When you consider the various components that go into automobiles, as well as the different OEMs and automotive businesses at work in the larger ecosystem of the vehicle, connected vehicles provide a new attack vector for malevolent hackers and a very sophisticated one. That will only grow more complicated as vehicles become “smarter,” “connected,” and eventually “autonomous”: there will be more linked systems, and even greater reliance on them operating correctly to function safely.
One of the most difficult issues has been developing a unified strategy for cybersecurity across all of this. LG, as a current market participant with plans to expand its position, is investing in both its future business and addressing broader industry services need.
Cybellum’s strategy is to construct a so-called “digital twin” of the system — a technique already used in enterprise IT and healthcare — and monitor it in order to capture the entire picture in order to discover and analyze dangers. This is one method of bridging fragmentation among separate components while monitoring events in real-time without taxing the vehicle’s systems.
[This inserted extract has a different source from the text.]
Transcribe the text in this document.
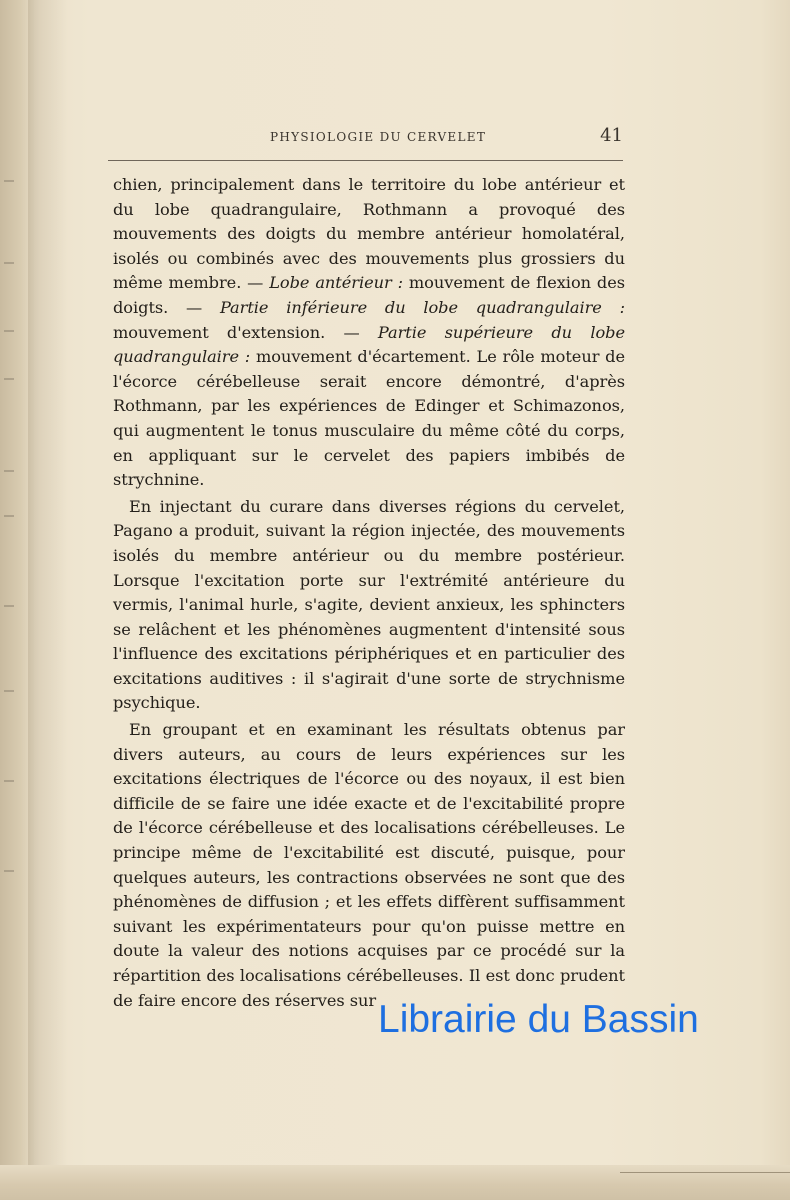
PHYSIOLOGIE DU CERVELET	41

chien, principalement dans le territoire du lobe antérieur et du lobe quadrangulaire, Rothmann a provoqué des mouvements des doigts du membre antérieur homolatéral, isolés ou combinés avec des mouvements plus grossiers du même membre. — Lobe antérieur : mouvement de flexion des doigts. — Partie inférieure du lobe quadrangulaire : mouvement d'extension. — Partie supérieure du lobe quadrangulaire : mouvement d'écartement. Le rôle moteur de l'écorce cérébelleuse serait encore démontré, d'après Rothmann, par les expériences de Edinger et Schimazonos, qui augmentent le tonus musculaire du même côté du corps, en appliquant sur le cervelet des papiers imbibés de strychnine.

En injectant du curare dans diverses régions du cervelet, Pagano a produit, suivant la région injectée, des mouvements isolés du membre antérieur ou du membre postérieur. Lorsque l'excitation porte sur l'extrémité antérieure du vermis, l'animal hurle, s'agite, devient anxieux, les sphincters se relâchent et les phénomènes augmentent d'intensité sous l'influence des excitations périphériques et en particulier des excitations auditives : il s'agirait d'une sorte de strychnisme psychique.

En groupant et en examinant les résultats obtenus par divers auteurs, au cours de leurs expériences sur les excitations électriques de l'écorce ou des noyaux, il est bien difficile de se faire une idée exacte et de l'excitabilité propre de l'écorce cérébelleuse et des localisations cérébelleuses. Le principe même de l'excitabilité est discuté, puisque, pour quelques auteurs, les contractions observées ne sont que des phénomènes de diffusion ; et les effets diffèrent suffisamment suivant les expérimentateurs pour qu'on puisse mettre en doute la valeur des notions acquises par ce procédé sur la répartition des localisations cérébelleuses. Il est donc prudent de faire encore des réserves sur Librairie du Bassin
“First and foremost, this is a secure investment,” Bronfman explained. “Cybellum is a cybersecurity business. As one of the major automotive suppliers, LG prioritizes cybersecurity since they recognize its importance in the present era of connected vehicles and the transition to autonomous vehicles.” LG is not yet a Cybellum partner, but Bronfman stated that the first integrations between the two are expected in 2022.